Despite widespread concerns over potential price-fixing and other antitrust issues, controversial travel Web site Orbitz.com received its first U.S. goverment endorsement Thursday from a Department of Transportation (DOT) official.
While speaking at the U.S. Senate Commerce Committee’s hearing on Internet issues in the aviation industry, DOT Inspector General Ken Mead said the planned site “could potentially benefit consumers and airlines by providing a wider range of fare options, bias-free displays, and reduced booking fees.”
Mead added, however, that “red flags raised by competitive issues, such as airlines potentially restricting their lowest fares exclusively to Orbitz, must first be resolved.”
Orbitz, which was created by a consortium of 30 airlines, is currently under fire from travel agents and is facing an investigation by the U.S. Department of Justice (DOJ).
Five of the largest airline companies in the U.S. — United, American, Delta, Continental and Northwest — led the effort, contending that Orbitz will enable them to drastically reduce Computer Reservation System (CRS) booking fees and pass along substantial savings to consumers.
Ticket to Ride
Before receiving its official name, Orbitz was known informally as “T2” or “Travelocity Terminator,” a reference to chief competitor Travelocity.com. The aggressive style drew the attention of the travel agency industry, which expressed its concerns about possible unfair competition and violations of U.S. antitrust laws.
Orbitz chairman, president and chief executive Jeffrey G. Katz was given the opportunity to respond to those allegations at the senate hearing Thursday.
“We represent new competition, using state-of-the-art technology, in a revolutionary effort to present Internet customers what they want: comprehensive and unbiased travel information. Consumers deserve to have more choice and competition than just two major players in Internet travel,” Katz told the Committee.
According to an Orbitz company statement, the airline industry is presently controlled by a “duopoly of two of the most entrenched companies in the Internet economy: Sabre/Travelocity.com and Microsoft/ Expedia.com.”
Katz told the Committee that those two Web sites hold more than 70 percent of the business of offering multiple airline schedules over the Internet.
Two Sides of a Coin
Senator John McCain, (R-Arizona) the Committee chairman, pointed to flaws in the CRS system, saying that travel agents use it to the disadvantage of their competitors by imposing excessively high fees on the airline companies.
“It would be foolish for us to ignore our past experience,” McCain said. “We need to look at the down-the-road market power of a site that may be the only outlet for the best deals that the airlines have to offer.”
Senator Ron Wyden (D-Oregon) questioned the airlines’ intentions, particularly in light of recent lukewarm ratings from DOT regarding improvement of customer service.

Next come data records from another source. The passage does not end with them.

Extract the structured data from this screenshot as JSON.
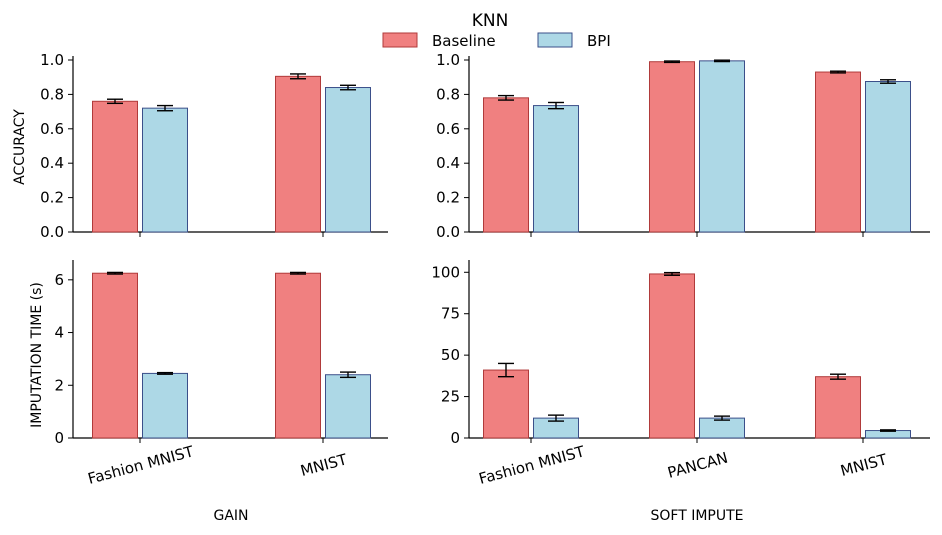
{
  "title": "KNN",
  "legend": [
    {
      "name": "Baseline",
      "color": "#f08080",
      "edge": "#b03a3a"
    },
    {
      "name": "BPI",
      "color": "#add8e6",
      "edge": "#3b4f8a"
    }
  ],
  "ylabels": {
    "top": "ACCURACY",
    "bottom": "IMPUTATION TIME (s)"
  },
  "xlabels": {
    "left": "GAIN",
    "right": "SOFT IMPUTE"
  },
  "chart_data": [
    {
      "type": "bar",
      "panel": "top-left",
      "categories": [
        "Fashion MNIST",
        "MNIST"
      ],
      "series": [
        {
          "name": "Baseline",
          "values": [
            0.76,
            0.905
          ],
          "errors": [
            0.012,
            0.014
          ]
        },
        {
          "name": "BPI",
          "values": [
            0.72,
            0.84
          ],
          "errors": [
            0.015,
            0.013
          ]
        }
      ],
      "ylim": [
        0,
        1.0
      ],
      "yticks": [
        "0.0",
        "0.2",
        "0.4",
        "0.6",
        "0.8",
        "1.0"
      ],
      "ylabel": "ACCURACY",
      "xlabel": ""
    },
    {
      "type": "bar",
      "panel": "top-right",
      "categories": [
        "Fashion MNIST",
        "PANCAN",
        "MNIST"
      ],
      "series": [
        {
          "name": "Baseline",
          "values": [
            0.78,
            0.99,
            0.93
          ],
          "errors": [
            0.013,
            0.004,
            0.005
          ]
        },
        {
          "name": "BPI",
          "values": [
            0.735,
            0.995,
            0.875
          ],
          "errors": [
            0.018,
            0.004,
            0.01
          ]
        }
      ],
      "ylim": [
        0,
        1.0
      ],
      "yticks": [
        "0.0",
        "0.2",
        "0.4",
        "0.6",
        "0.8",
        "1.0"
      ],
      "ylabel": "",
      "xlabel": ""
    },
    {
      "type": "bar",
      "panel": "bottom-left",
      "categories": [
        "Fashion MNIST",
        "MNIST"
      ],
      "series": [
        {
          "name": "Baseline",
          "values": [
            6.25,
            6.25
          ],
          "errors": [
            0.03,
            0.03
          ]
        },
        {
          "name": "BPI",
          "values": [
            2.45,
            2.4
          ],
          "errors": [
            0.03,
            0.1
          ]
        }
      ],
      "ylim": [
        0,
        6.6
      ],
      "yticks": [
        "0",
        "2",
        "4",
        "6"
      ],
      "ylabel": "IMPUTATION TIME (s)",
      "xlabel": "GAIN"
    },
    {
      "type": "bar",
      "panel": "bottom-right",
      "categories": [
        "Fashion MNIST",
        "PANCAN",
        "MNIST"
      ],
      "series": [
        {
          "name": "Baseline",
          "values": [
            41,
            99,
            37
          ],
          "errors": [
            4,
            0.8,
            1.5
          ]
        },
        {
          "name": "BPI",
          "values": [
            12,
            12,
            4.5
          ],
          "errors": [
            1.8,
            1.2,
            0.4
          ]
        }
      ],
      "ylim": [
        0,
        105
      ],
      "yticks": [
        "0",
        "25",
        "50",
        "75",
        "100"
      ],
      "ylabel": "",
      "xlabel": "SOFT IMPUTE"
    }
  ]
}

“I think this is part of a pattern of anti-consumer activity we’ve seen from the airlines,” Wyden said.
Hearings Cut Short
Thursday’s hearings were cut short due to a procedural issue related to a separate Senate bill, but in testimony published on the Commerce Committee’s Web site, Paul Ruden, Senior Vice President for Legal and Industry Affairs for the American Society of Travel Agents (ASTA), questioned the airline companies’ motives in establishing the new Web site.

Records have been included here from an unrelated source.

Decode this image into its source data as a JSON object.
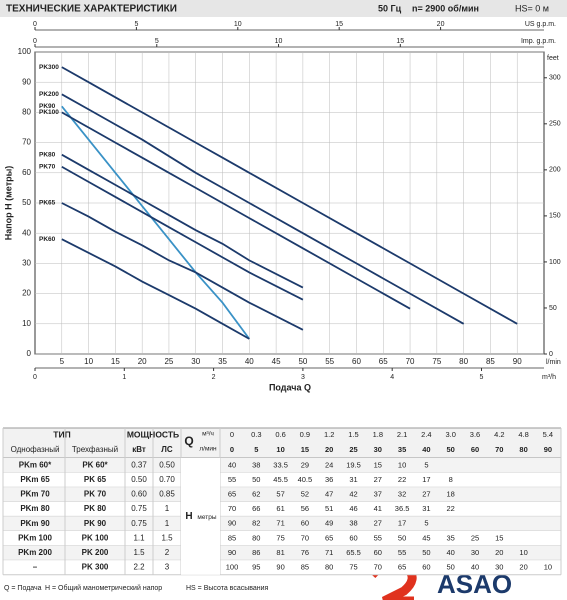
{
  "header": {
    "title": "ТЕХНИЧЕСКИЕ ХАРАКТЕРИСТИКИ",
    "frequency": "50 Гц",
    "speed": "n= 2900 об/мин",
    "suction": "HS= 0 м"
  },
  "chart_data": {
    "type": "line",
    "y_label": "Напор H (метры)",
    "x_label": "Подача Q",
    "x_unit": "l/min",
    "xlim": [
      0,
      95
    ],
    "xticks": [
      5,
      10,
      15,
      20,
      25,
      30,
      35,
      40,
      45,
      50,
      55,
      60,
      65,
      70,
      75,
      80,
      85,
      90
    ],
    "ylim": [
      0,
      100
    ],
    "yticks": [
      0,
      10,
      20,
      30,
      40,
      50,
      60,
      70,
      80,
      90,
      100
    ],
    "grid": true,
    "y2_unit": "feet",
    "y2lim": [
      0,
      328
    ],
    "y2ticks": [
      0,
      50,
      100,
      150,
      200,
      250,
      300
    ],
    "top_axes": [
      {
        "unit": "US g.p.m.",
        "lim": [
          0,
          25.1
        ],
        "ticks": [
          0,
          5,
          10,
          15,
          20
        ]
      },
      {
        "unit": "Imp. g.p.m.",
        "lim": [
          0,
          20.9
        ],
        "ticks": [
          0,
          5,
          10,
          15
        ]
      }
    ],
    "bottom_axis": {
      "unit": "m³/h",
      "lim": [
        0,
        5.7
      ],
      "ticks": [
        0,
        1,
        2,
        3,
        4,
        5
      ]
    },
    "series": [
      {
        "name": "PK300",
        "color": "#1c3a6b",
        "x": [
          5,
          10,
          15,
          20,
          25,
          30,
          35,
          40,
          50,
          60,
          70,
          80,
          90
        ],
        "values": [
          95,
          90,
          85,
          80,
          75,
          70,
          65,
          60,
          50,
          40,
          30,
          20,
          10
        ]
      },
      {
        "name": "PK200",
        "color": "#1c3a6b",
        "x": [
          5,
          10,
          15,
          20,
          25,
          30,
          35,
          40,
          50,
          60,
          70,
          80
        ],
        "values": [
          86,
          81,
          76,
          71,
          65.5,
          60,
          55,
          50,
          40,
          30,
          20,
          10
        ]
      },
      {
        "name": "PK90",
        "color": "#3a92c6",
        "x": [
          5,
          10,
          15,
          20,
          25,
          30,
          35,
          40
        ],
        "values": [
          82,
          71,
          60,
          49,
          38,
          27,
          17,
          5
        ]
      },
      {
        "name": "PK100",
        "color": "#1c3a6b",
        "x": [
          5,
          10,
          15,
          20,
          25,
          30,
          35,
          40,
          50,
          60,
          70
        ],
        "values": [
          80,
          75,
          70,
          65,
          60,
          55,
          50,
          45,
          35,
          25,
          15
        ]
      },
      {
        "name": "PK80",
        "color": "#1c3a6b",
        "x": [
          5,
          10,
          15,
          20,
          25,
          30,
          35,
          40,
          50
        ],
        "values": [
          66,
          61,
          56,
          51,
          46,
          41,
          36.5,
          31,
          22
        ]
      },
      {
        "name": "PK70",
        "color": "#1c3a6b",
        "x": [
          5,
          10,
          15,
          20,
          25,
          30,
          35,
          40,
          50
        ],
        "values": [
          62,
          57,
          52,
          47,
          42,
          37,
          32,
          27,
          18
        ]
      },
      {
        "name": "PK65",
        "color": "#1c3a6b",
        "x": [
          5,
          10,
          15,
          20,
          25,
          30,
          35,
          40,
          50
        ],
        "values": [
          50,
          45.5,
          40.5,
          36,
          31,
          27,
          22,
          17,
          8
        ]
      },
      {
        "name": "PK60",
        "color": "#1c3a6b",
        "x": [
          5,
          10,
          15,
          20,
          25,
          30,
          35,
          40
        ],
        "values": [
          38,
          33.5,
          29,
          24,
          19.5,
          15,
          10,
          5
        ]
      }
    ]
  },
  "table": {
    "type_header": "ТИП",
    "power_header": "МОЩНОСТЬ",
    "q_header": "Q",
    "q_unit_m3h": "м³/ч",
    "q_unit_lmin": "л/мин",
    "columns": [
      "Однофазный",
      "Трехфазный",
      "кВт",
      "ЛС"
    ],
    "q_m3h": [
      "0",
      "0.3",
      "0.6",
      "0.9",
      "1.2",
      "1.5",
      "1.8",
      "2.1",
      "2.4",
      "3.0",
      "3.6",
      "4.2",
      "4.8",
      "5.4"
    ],
    "q_lmin": [
      "0",
      "5",
      "10",
      "15",
      "20",
      "25",
      "30",
      "35",
      "40",
      "50",
      "60",
      "70",
      "80",
      "90"
    ],
    "h_label": "H",
    "h_unit": "метры",
    "rows": [
      {
        "single": "PKm 60*",
        "three": "PK 60*",
        "kw": "0.37",
        "hp": "0.50",
        "h": [
          "40",
          "38",
          "33.5",
          "29",
          "24",
          "19.5",
          "15",
          "10",
          "5"
        ]
      },
      {
        "single": "PKm 65",
        "three": "PK 65",
        "kw": "0.50",
        "hp": "0.70",
        "h": [
          "55",
          "50",
          "45.5",
          "40.5",
          "36",
          "31",
          "27",
          "22",
          "17",
          "8"
        ]
      },
      {
        "single": "PKm 70",
        "three": "PK 70",
        "kw": "0.60",
        "hp": "0.85",
        "h": [
          "65",
          "62",
          "57",
          "52",
          "47",
          "42",
          "37",
          "32",
          "27",
          "18"
        ]
      },
      {
        "single": "PKm 80",
        "three": "PK 80",
        "kw": "0.75",
        "hp": "1",
        "h": [
          "70",
          "66",
          "61",
          "56",
          "51",
          "46",
          "41",
          "36.5",
          "31",
          "22"
        ]
      },
      {
        "single": "PKm 90",
        "three": "PK 90",
        "kw": "0.75",
        "hp": "1",
        "h": [
          "90",
          "82",
          "71",
          "60",
          "49",
          "38",
          "27",
          "17",
          "5"
        ]
      },
      {
        "single": "PKm 100",
        "three": "PK 100",
        "kw": "1.1",
        "hp": "1.5",
        "h": [
          "85",
          "80",
          "75",
          "70",
          "65",
          "60",
          "55",
          "50",
          "45",
          "35",
          "25",
          "15"
        ]
      },
      {
        "single": "PKm 200",
        "three": "PK 200",
        "kw": "1.5",
        "hp": "2",
        "h": [
          "90",
          "86",
          "81",
          "76",
          "71",
          "65.5",
          "60",
          "55",
          "50",
          "40",
          "30",
          "20",
          "10"
        ]
      },
      {
        "single": "–",
        "three": "PK 300",
        "kw": "2.2",
        "hp": "3",
        "h": [
          "100",
          "95",
          "90",
          "85",
          "80",
          "75",
          "70",
          "65",
          "60",
          "50",
          "40",
          "30",
          "20",
          "10"
        ]
      }
    ]
  },
  "footer": {
    "legend": [
      "Q = Подача",
      "H = Общий манометрический напор",
      "HS = Высота всасывания"
    ],
    "brand": "ASAO"
  }
}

“Why did United Airlines or one of the other founders not simply buy the software that Orbitz touts as the most significant innovation in travel since the jet engine and use it to compete against the other airlines?” Ruden asked. “Why are the airlines once again approaching the marketplace as a unit rather than as the individual competitors that the Airline Deregulation Act envisioned? Why won’t the airlines compete?”
At the Gate
ASTA filed a formal complaint with the DOJ in February, claiming that the Orbitz business model represents unfair competition and a violation of U.S. antitrust laws. The DOJ announced in May that it had launched an investigation into the mammoth Internet venture.
The Commerce Committee has scheduled additional hearings on antitrust issues in the airline industry for July 27th.